Musul’un Filistin topraklarıyla ne ilgisi var diyebilirsiniz. Mısır, Suriye ve Irak’tan oluşan doğal bir Kudüs hattı var. Bu hat hem savunmayı, hem kurtuluşu içine alıyor. Dikkat ederseniz, Kudüs konusunda en cılız sesler buralardan çıktı. Çünkü bu hattı tamamen çökerttiler.
Coğrafyamızın temel sorunlarından biri de istikrardır. Siyasî, iktisadî ve fikrî sabitlikten çoğunlukla yoksunuz. İktidara gelenlere göre değişen bir durum söz konusu. Bazı ülkelerin adeta istikrarsızlık üzerine kurulduğunu da unutmayalım.
Sibel Eraslan, Kudüs’e giden yolun güçlü devlet ve güçlü ordudan geçtiğini söylüyor. Adalet ve özgürlük için bu şart. Salâheddîn Eyyûbî’nin başarısının sırrı da öncelikle burada. (İtibar, sayı 76.) Şimdi biz, Kudüs’ü savunmaya İsrail’den vize alarak gidiyoruz.
***
İstanbul Zirvesi vesilesiyle bir kez daha gördük. Müslümanlar arasındaki siyasî birliği sağlayacak yegâne güç Türkiye’dir.
Öyle anlaşılıyor ki çatlak sesler çıkmaya devam edecek. Osmanlı devletinin sömürgeci olduğunu söyleyenler oluyor ve olacak. “Kahve Yemen’den gelir.” Başka?
***
Mesela Halep ve Rakka’yı hatırladık. Bu şehirlerin Antep ve Urfa’nın kayıp kardeşleri olduğunu öğrendik. Hep yenilmediğimizi, başka zaferlerimizin ve kahramanlarımızın da olduğunu hatırladık.

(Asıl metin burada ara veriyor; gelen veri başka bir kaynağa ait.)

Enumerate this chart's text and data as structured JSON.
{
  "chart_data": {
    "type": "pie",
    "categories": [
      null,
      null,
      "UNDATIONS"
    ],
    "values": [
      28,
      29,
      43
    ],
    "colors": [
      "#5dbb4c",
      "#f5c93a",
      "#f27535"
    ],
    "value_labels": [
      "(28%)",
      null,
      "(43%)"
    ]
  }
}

Enver Paşa’nın emriyle kurulan Kafkas İslâm Ordusu’nu ve Nuri Paşa’yı hatırladık. Gazze ve Nablus’da nasıl direndiğimizi hatırladık. Kudüs vesilesiyle hem Filistin topraklarını, hem dirayetimizi hatırladık. Sudan ve Somali gibi uzakta kalan kardeşlerimizi hatırladık. Balkanlardaki ecdad yadigârı emanetleri hatırladık. Birmanya’ya kadar unutumuş şehitliklerimizi hatırladık. Edirne Savunması’nı ve Müstahkem Mevkii Komutanı Şükrü Paşa’yı hatırladık. Çatalca Savunması’nın ve Mahmut Muhtar Paşa’nın neye karşılık geldiğini hatırladık. Bu savaşın tek eksiği, cumhuriyet'i kuran tepe kadrodan herhangi birinin orada bulunmayışı…
Daha da ileri gidersek, gâvura niye öyle denildiğini anladık ve hatırladık. Kuzey Kore ile önkoşulsuz masaya oturmaya hazır olduklarını ilân edenler, bu anlayışın yüzde birini bile Müslümanlar'a göstermiyorlar.
Kudüs davası bu uyanışın neresinde duruyor? Filistin topraklarında kırk yedi şehitliğimizin olduğunu biliyor muyuz?